25/08/2026 linvestigateurafricain.tg  4min #324461

À Niamey, le Parlement de l'Aes veut donner un nouveau souffle à l'intégration sahélienne

Komla YAWO

L'Alliance des États du Sahel (AES) amorce une nouvelle phase dans la mise en place de ses institutions communes. Après avoir été créée principalement autour des enjeux sécuritaires, l'organisation réunissant le Burkina Faso, le Mali et le Niger cherche désormais à consolider son projet politique et à renforcer son intégration. L'installation, lundi 24 août à Niamey, des 45 députés confédéraux marque ainsi un tournant dans cette évolution.

Quinze représentants de chacun des trois pays composent cette nouvelle assemblée. Leur première session doit permettre de définir les bases du fonctionnement du Parlement et de préciser son rôle au sein de la Confédération.

De la sécurité à une intégration politique

Créée en septembre 2023,  l'AES est d'abord née dans un contexte de fortes tensions sécuritaires et diplomatiques. Le Burkina Faso, le Mali et le Niger souhaitaient renforcer leur coopération militaire et leur souveraineté face aux menaces auxquelles ils sont confrontés.

La  transformation de l'Alliance en Confédération, en juillet 2024, a cependant élargi les ambitions. Les trois pays veulent désormais coordonner leurs politiques dans plusieurs domaines : défense, diplomatie, économie, développement et infrastructures.

Le Parlement confédéral s'inscrit dans cette dynamique. Il doit permettre aux trois États de disposer d'un espace commun de discussion sur des questions dépassant les frontières nationales. À terme, les parlementaires pourront notamment se pencher sur le commerce, la circulation des personnes, les infrastructures, les investissements et l'harmonisation de certaines politiques publiques.

L'objectif est également de donner une dimension représentative à la Confédération. Jusqu'ici, la construction de l'AES a surtout été portée par les chefs d'État et les exécutifs. L'installation de députés doit désormais introduire une dimension parlementaire dans le processus.

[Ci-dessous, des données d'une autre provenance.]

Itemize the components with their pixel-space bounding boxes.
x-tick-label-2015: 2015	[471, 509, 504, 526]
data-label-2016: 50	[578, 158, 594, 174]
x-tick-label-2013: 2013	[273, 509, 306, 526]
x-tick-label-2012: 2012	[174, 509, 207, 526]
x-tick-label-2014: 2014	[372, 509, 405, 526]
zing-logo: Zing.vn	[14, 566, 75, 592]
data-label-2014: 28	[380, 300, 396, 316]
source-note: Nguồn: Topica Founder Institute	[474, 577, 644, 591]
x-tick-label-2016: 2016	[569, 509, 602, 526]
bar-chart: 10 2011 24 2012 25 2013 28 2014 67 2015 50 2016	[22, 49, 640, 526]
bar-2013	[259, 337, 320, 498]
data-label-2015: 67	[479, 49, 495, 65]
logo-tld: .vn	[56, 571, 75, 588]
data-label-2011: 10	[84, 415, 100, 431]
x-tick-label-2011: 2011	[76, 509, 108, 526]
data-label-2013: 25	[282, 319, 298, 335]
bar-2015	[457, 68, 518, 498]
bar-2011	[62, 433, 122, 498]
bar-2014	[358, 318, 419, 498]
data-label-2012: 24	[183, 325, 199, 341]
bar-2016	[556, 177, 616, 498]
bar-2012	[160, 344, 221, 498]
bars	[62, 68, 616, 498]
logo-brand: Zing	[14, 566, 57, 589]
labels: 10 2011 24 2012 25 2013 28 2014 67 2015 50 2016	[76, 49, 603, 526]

Un Parlement aux pouvoirs encore limités

La création de cette institution constitue une avancée symbolique importante, mais sa portée réelle dépendra de ses prérogatives. Le Parlement confédéral n'est pas encore comparable à une assemblée supranationale disposant d'un véritable pouvoir législatif contraignant.

Son rôle sera notamment de délibérer, formuler des recommandations et contribuer à l'harmonisation des textes et politiques communes. La question de son influence sur les décisions des organes exécutifs reste donc essentielle.

Pour devenir une véritable institution d'intégration, le Parlement devra pouvoir porter les préoccupations des populations et participer réellement aux grandes orientations de la Confédération. Sa crédibilité dépendra aussi de sa capacité à dépasser le simple cadre protocolaire.

Les députés seront particulièrement attendus sur les questions concrètes qui préoccupent les citoyens : sécurité, emploi, commerce, mobilité, accès aux services sociaux et développement des infrastructures.

L'AES, le défi de passer des institutions aux résultats

C'est sans doute le principal enjeu auquel l'AES est désormais confrontée. La multiplication des institutions ne suffira pas à convaincre les populations de la pertinence du projet confédéral. Les trois États devront démontrer que leur rapprochement produit des résultats visibles.

Le contexte est particulièrement difficile. Le Burkina Faso, le Mali et le Niger restent confrontés à une situation sécuritaire préoccupante et à d'importantes difficultés économiques. L'intégration devra donc répondre à des besoins concrets.

La présence à Niamey de délégations étrangères, notamment du Togo et du Tchad, montre également que le projet AES ne peut être analysé indépendamment du reste de l'Afrique de l'Ouest et du Sahel. Malgré les divergences politiques, les échanges commerciaux, la circulation des populations et les enjeux sécuritaires imposent de maintenir des relations avec les autres pays de la région.

L'installation des 45 députés constitue donc moins l'aboutissement que le début d'une nouvelle phase. L'AES cherche désormais à transformer une alliance principalement sécuritaire en un espace politique, économique et social intégré.

Le Parlement confédéral peut devenir un instrument essentiel de cette transformation, à condition de disposer d'une réelle capacité d'action et de représenter effectivement les aspirations des populations.

À Niamey, le Burkina Faso, le Mali et le Niger ont posé une nouvelle pierre à leur édifice commun. Le véritable test sera désormais de transformer cette architecture institutionnelle en résultats concrets pour les citoyens.